Jayapal told MSNBC's Ali Velshi on Saturday that she wanted people to understand the connections between stolen election rhetoric and the increased threats that Congressional members are facing.
"I think that what has changed is there's a sense that everything is so unfair and it's been propelled by Donald Trump," Jayapal said. "'The institutions are unfair,' and that the only recourse is to violence and that is an extremely dangerous thing. And we saw it come to fruition on January 6, and now in ways that you know, I've seen outside my door."
On Thursday, Jayapal released voicemails of threats against her and her family. The person in the recording tells Jayapal she is going to get "exactly what you deserve" and tells her to "go back to India."
"Typically, political figures don't show their vulnerability," Jayapal wrote. "I chose to do so here because we cannot accept violence as our new norm. We also cannot accept the racism and sexism that underlies and propels so much of this violence."
Threats to lawmakers in congress have increased by 144% since 2022, according to Capitol Police data shared with Axios. In the first three months of 2022, nearly 2,000 threats made to Congress members resulted in the Capitol Police opening cases.

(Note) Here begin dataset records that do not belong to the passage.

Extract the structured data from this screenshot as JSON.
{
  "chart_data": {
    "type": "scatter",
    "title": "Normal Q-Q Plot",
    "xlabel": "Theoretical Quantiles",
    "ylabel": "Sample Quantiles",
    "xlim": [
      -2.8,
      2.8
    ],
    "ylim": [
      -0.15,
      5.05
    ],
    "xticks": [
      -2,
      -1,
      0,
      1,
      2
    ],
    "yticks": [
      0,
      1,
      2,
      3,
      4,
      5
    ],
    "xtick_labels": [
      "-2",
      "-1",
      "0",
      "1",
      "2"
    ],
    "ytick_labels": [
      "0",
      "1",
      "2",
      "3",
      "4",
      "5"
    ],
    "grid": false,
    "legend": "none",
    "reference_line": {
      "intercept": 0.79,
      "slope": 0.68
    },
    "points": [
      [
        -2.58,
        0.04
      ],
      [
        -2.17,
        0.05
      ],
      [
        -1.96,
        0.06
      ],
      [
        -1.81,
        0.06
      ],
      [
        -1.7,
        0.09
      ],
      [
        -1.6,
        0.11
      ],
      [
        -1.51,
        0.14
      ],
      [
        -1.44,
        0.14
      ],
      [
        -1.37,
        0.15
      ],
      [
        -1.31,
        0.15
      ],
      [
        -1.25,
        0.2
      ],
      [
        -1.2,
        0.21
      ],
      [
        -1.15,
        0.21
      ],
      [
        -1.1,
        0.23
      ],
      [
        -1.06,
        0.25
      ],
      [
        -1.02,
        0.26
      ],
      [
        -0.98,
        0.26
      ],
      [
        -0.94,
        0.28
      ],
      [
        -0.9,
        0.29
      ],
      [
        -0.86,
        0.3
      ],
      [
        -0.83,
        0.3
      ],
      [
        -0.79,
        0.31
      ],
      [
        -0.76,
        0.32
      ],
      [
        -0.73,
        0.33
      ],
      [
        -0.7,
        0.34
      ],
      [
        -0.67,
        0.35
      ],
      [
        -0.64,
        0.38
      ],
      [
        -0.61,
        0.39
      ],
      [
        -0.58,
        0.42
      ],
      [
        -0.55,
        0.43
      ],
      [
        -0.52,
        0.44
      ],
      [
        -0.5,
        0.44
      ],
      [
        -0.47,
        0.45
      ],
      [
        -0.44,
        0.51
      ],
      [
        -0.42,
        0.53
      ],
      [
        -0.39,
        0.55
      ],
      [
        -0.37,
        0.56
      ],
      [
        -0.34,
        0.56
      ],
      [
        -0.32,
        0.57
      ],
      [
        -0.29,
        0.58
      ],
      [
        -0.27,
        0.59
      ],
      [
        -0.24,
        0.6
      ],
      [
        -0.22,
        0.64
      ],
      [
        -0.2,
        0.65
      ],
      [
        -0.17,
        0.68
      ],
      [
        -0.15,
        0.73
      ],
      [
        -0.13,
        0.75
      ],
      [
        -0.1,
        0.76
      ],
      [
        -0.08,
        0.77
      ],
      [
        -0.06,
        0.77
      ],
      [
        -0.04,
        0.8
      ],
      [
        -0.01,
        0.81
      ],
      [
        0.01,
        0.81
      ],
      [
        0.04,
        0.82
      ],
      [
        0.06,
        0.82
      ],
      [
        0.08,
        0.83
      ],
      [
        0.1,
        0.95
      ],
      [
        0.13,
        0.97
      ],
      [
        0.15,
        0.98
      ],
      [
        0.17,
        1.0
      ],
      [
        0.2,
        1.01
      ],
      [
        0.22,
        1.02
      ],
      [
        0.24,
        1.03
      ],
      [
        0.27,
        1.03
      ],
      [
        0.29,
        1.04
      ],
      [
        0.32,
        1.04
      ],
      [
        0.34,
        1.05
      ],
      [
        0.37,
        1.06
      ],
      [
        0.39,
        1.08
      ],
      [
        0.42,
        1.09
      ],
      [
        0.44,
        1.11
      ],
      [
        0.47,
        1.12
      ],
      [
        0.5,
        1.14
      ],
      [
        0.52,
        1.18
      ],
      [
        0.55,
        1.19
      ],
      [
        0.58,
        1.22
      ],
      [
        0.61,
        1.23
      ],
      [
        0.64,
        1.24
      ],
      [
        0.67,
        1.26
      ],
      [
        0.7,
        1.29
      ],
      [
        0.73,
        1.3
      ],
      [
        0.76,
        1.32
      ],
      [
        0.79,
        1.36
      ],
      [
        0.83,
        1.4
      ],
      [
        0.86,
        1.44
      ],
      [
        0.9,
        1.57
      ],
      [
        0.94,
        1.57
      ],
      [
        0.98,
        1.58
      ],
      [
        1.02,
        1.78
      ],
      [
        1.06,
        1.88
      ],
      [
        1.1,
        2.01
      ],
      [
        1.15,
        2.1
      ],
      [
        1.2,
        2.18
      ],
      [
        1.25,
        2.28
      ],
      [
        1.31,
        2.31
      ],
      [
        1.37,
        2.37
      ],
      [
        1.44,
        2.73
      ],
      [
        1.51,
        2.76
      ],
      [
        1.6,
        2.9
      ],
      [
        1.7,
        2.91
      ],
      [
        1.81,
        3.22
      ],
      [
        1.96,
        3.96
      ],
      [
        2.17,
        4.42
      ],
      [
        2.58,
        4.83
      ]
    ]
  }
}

Congress members like California Rep. Eric Swalwell and Rep. Adam Kinzinger, who is on the House Committee Investigating Jan. 6, have also released threatening voicemails targeting them and their families.
In a Washington Post profile released Thursday, Jayapal recounted her experiences dealing with harassing and threatening voicemails. She said she often wanted to hide the threats because she didn't want people to know how they emotionally affected her.
"But at the same time," Jayapal told the Post, "it's important people understand how ubiquitous this is, and how much a part of our psyche it is taking up."